His attempts begin with several colored cards, fabrics and other such materials used in comparison with each other, and the items of the natural world. This produces two ways categories color classification.

The first is a four-part categorization that he discovers has implications and variations depending of the state of the item in reference: Distinction between light and dark; the next between categories of red and blue respectively. However there exists an inference as to the freshness or dryness of the item when using the terminology of color.

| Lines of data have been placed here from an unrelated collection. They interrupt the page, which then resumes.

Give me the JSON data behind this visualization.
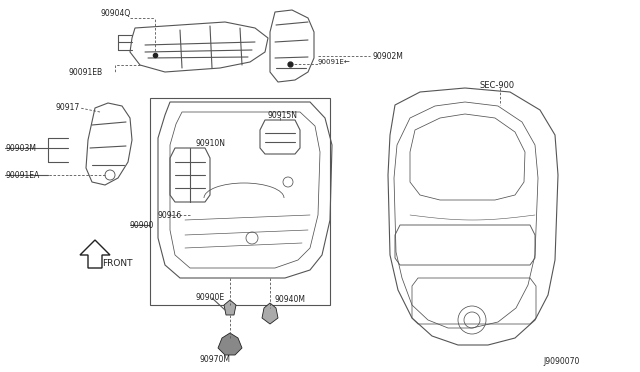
{
  "background_color": "#ffffff",
  "diagram_id": "J9090070",
  "line_color": "#555555",
  "dark_color": "#222222",
  "fig_w": 6.4,
  "fig_h": 3.72,
  "dpi": 100,
  "xlim": [
    0,
    640
  ],
  "ylim": [
    0,
    372
  ]
}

  • 1. (ma) biraˀ “relative darkness…” (black)
  • 2. (ma) lagtiˀ “relative lightness…” (white)
  • 3. (ma) raraˀ “relative presence of red..” (red)
  • 4. (ma) lutuy “relative presence of green..” (green)”

Conklin describes this as his Level I classification. In it he notes that there are two basic sets of dichotomy. The first: reference to the lightness or darkness, the second: “an opposition between dryness or desiccation and wetness or freshness”. His examples speak volumes.

“to eat any raw or fresh uncooked fruits or vegetables is known as pag-laty-un (”. From this example we can make the connection between the foundational word Lutuy and his inferred connection to the freshness of the item.

He uses a similar example to describe a dichotomy of economic/social value in the vibrancy of color rather than the freshness concept. He concludes that the colors that are most like their natural surroundings.. i.e greens, browns, and the other colors of the forest are not held as in high regard or trade value as those of the brighter reds, oranges or higher contrasting hues.

The level II classification is only used when the level I classification fails to capture the specificity needed to communicate the objectShades of color, texture, and other describing constructs are used in conjunction with the four level I classification.

Our perceptions of color aren’t necessarily defined by how many words we have for a color, but rather the ways in which these colors are perceived in our social constructs. Conklin, being a proponent of “Ethno science” was using this field of study to gain a further understanding of what cultural lexicon can incorporate and utilize in their perception.

Why is any of this Important?

The focus of Conklins article (was) at the time a challenge of Linguistic influence to the hotly debated Saper-Whorf Hypothesis (which they explained that, language is not just way of communicating but also fabricated people’s thinking of the world). His use of ethno science provided an excellent categorical foundation to develop an understanding of the linguistic characteristics.